[ZODB-Dev] BTree memory bomb

Tue Jan 18 10:35:31 EST 2005

[Simon Burton]
> I did a test (below) to see if BTree would unload it's objects as it grew
> large.

Generally speaking, unloading happens only at transaction boundaries.

> No luck, I killed the script once it had taken 80% of memory.

Reading the code, I'm not surprised -- and despite that you didn't say how
much memory you have, so that "80%" doesn't mean much <wink>.

> How do I make a mapping object that can grow arbitrarily large (limited
> by disk space) ?

If this test program is faithful to details of your real application, you've
got real problems.

> This is primarily why I chose ZODB.

...

> from ZODB import FileStorage, DB
> from BTrees.OOBTree import OOBTree
>
> from time import sleep
>
> def main():
>   storage=FileStorage.FileStorage('test.fs')
>   db = DB(storage, cache_size=400)
>   connection = db.open()
>   root = connection.root()
>
>   data = OOBTree()
>
>   root[0] = data
>   print "data:", len(data)
>
>   f = open('/dev/zero')
>
>   for i in xrange(10000):
>     for j in xrange(10000):
>       data[i*10000+j] = f.read(i*128)
>     get_transaction().commit()
>     print "data:", len(data)
>
>   print "sleep"
>   sleep(100)

It's good that you do a commit after each inner loop iteration.  That's on
the right track.  But note that when the outer loop counter has value i, the
inner loop creates strings of total size 10000 * 128 * i = 128e4 * i =
1.28e6 * i = about i MB.  So when i is 1000, you're going to need about a
gigabyte of RAM _just_ to hold the raw string data created by the inner
loop.  None of it can be unloaded before the transaction commits.

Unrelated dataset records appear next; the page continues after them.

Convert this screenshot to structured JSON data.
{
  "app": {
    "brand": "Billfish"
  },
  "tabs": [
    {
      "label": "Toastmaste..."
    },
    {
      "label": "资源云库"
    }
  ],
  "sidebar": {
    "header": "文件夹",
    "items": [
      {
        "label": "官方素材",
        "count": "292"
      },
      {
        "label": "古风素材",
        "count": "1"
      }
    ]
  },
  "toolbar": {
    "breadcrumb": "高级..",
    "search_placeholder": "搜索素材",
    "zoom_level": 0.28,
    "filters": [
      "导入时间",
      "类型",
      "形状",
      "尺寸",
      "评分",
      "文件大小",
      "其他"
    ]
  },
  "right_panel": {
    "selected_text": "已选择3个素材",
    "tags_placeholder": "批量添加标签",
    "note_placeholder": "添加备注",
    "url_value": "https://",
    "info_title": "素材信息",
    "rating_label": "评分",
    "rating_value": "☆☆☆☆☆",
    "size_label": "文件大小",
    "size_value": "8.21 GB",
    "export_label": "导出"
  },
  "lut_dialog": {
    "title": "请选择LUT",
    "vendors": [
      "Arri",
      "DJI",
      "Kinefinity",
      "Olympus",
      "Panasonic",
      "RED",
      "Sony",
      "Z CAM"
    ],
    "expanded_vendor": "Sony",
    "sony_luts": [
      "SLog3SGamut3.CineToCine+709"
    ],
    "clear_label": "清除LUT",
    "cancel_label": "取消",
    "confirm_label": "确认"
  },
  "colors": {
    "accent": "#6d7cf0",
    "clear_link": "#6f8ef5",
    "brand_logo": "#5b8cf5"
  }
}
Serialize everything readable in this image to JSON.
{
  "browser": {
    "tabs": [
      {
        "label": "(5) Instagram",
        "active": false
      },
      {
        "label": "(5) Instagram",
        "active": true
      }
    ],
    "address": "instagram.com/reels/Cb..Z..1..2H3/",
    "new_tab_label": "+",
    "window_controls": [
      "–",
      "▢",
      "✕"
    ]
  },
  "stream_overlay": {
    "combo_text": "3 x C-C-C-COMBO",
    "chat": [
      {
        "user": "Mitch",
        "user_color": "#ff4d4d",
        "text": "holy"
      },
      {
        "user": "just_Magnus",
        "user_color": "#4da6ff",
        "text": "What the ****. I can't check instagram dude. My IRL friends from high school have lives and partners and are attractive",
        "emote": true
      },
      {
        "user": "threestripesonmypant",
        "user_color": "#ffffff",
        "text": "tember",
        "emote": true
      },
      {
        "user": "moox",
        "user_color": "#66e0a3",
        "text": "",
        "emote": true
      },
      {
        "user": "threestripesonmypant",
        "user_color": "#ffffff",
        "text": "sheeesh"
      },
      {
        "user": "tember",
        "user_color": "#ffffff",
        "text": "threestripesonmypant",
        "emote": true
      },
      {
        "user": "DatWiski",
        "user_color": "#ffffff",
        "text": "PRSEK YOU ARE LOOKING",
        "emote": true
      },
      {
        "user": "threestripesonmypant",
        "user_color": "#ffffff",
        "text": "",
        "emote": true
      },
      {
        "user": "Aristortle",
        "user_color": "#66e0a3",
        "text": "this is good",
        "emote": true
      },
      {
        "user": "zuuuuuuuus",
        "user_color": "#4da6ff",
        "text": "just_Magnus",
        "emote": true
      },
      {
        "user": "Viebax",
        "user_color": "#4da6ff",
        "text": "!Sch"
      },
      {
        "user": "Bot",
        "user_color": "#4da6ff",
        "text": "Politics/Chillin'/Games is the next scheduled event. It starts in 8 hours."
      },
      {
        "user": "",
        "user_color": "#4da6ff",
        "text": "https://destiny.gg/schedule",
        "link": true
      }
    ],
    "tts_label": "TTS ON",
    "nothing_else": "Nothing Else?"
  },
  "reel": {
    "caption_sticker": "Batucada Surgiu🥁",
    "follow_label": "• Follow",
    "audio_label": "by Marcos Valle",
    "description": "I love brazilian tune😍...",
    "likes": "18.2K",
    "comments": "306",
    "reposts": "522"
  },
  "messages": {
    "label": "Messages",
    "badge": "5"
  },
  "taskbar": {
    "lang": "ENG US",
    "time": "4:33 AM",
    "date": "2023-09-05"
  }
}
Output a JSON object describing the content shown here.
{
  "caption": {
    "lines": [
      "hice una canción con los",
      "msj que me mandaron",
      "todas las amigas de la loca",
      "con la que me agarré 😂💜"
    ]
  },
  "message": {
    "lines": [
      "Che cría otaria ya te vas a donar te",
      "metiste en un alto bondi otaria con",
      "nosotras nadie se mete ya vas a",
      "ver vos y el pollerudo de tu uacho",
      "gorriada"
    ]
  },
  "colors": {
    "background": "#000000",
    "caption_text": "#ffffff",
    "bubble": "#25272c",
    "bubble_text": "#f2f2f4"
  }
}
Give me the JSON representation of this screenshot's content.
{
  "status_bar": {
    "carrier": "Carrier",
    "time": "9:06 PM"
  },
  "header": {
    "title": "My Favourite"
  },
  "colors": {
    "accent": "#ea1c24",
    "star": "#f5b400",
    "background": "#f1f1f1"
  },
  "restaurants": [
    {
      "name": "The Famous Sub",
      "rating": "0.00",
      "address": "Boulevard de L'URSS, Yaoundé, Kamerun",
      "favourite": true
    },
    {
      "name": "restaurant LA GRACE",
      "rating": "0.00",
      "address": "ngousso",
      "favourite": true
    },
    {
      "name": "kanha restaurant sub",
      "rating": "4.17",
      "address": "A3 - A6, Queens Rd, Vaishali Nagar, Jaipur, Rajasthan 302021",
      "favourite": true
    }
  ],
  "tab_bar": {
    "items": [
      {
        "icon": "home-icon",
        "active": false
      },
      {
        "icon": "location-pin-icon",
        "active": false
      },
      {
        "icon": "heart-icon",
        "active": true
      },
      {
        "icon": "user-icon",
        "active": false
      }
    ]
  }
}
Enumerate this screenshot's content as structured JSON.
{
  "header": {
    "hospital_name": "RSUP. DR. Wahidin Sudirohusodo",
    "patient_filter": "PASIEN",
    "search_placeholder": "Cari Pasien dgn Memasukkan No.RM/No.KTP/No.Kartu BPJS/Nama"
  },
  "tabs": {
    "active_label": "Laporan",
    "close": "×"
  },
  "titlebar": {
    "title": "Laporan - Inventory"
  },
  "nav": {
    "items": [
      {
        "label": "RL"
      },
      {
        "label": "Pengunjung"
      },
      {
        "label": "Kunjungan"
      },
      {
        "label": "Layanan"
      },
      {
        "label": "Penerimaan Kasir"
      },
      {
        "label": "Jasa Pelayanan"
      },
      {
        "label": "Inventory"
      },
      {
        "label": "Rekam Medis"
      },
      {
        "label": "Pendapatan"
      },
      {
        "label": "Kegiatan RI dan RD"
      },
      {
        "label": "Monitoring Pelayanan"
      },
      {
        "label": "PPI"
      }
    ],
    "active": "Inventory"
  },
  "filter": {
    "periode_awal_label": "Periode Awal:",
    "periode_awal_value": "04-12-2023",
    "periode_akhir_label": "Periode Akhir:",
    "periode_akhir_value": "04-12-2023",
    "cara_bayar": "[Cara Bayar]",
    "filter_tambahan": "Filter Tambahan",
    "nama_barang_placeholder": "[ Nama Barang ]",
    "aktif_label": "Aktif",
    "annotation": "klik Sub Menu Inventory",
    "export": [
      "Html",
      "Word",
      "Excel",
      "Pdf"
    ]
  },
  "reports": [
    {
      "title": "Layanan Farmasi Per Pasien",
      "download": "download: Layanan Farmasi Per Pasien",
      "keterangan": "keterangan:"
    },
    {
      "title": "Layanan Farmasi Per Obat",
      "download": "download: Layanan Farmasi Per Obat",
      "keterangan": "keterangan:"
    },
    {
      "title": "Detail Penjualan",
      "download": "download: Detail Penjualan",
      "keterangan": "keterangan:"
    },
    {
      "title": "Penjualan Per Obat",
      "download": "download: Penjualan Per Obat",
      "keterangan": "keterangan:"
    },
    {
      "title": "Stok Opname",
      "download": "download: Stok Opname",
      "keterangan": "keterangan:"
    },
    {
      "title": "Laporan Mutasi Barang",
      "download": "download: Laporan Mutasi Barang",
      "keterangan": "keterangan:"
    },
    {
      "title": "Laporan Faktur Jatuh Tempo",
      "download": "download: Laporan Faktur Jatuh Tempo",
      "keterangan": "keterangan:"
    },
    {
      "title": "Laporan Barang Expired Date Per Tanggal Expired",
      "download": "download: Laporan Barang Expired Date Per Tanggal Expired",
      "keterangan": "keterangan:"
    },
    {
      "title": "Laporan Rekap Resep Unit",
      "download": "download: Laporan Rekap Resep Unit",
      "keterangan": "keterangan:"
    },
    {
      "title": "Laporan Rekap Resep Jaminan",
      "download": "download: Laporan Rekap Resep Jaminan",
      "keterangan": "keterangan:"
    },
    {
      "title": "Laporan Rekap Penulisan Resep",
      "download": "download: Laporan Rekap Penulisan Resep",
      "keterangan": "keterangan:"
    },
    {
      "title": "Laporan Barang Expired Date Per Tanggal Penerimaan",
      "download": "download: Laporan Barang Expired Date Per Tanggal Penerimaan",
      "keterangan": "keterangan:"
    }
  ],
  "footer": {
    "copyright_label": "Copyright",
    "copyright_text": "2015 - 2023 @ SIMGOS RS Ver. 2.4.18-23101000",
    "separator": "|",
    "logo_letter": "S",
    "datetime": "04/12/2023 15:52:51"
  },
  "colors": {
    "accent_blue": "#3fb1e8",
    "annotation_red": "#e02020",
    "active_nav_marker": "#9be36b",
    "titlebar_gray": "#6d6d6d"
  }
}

Do you really intend to commit multi-gigabyte transactions?  If so, you're
going to need a lot of RAM, or use subtransactions to break them into sane
sizes.  If not, you should change your test driver to model what you do
intend.

There's another detail biting you here:

    print "data:", len(data)

Precisely in order to support scalability across multiple writers, BTrees do
not store their length.  Finding the length of a BTree actually requires
reading the entire thing into memory -- the "len(data)" here is extremely
expensive, in both memory consumption and RAM.  For this reason, even if you
changed the inner loop to create an amount of new data independent of the
outer loop iteration, the "len(data)" part alone requires an amount of RAM
(and time) proportional to the number of entries in `data`.

Most apps don't really care how many entries are in their BTrees, so don't
apply len() to them.  For example, your test driver could replace
"len(data)" with "(i+1)*10000" and get the same output.  If your app does
require finding the size of a BTree frequently, then you could investigate
Zope's BTrees.Length class.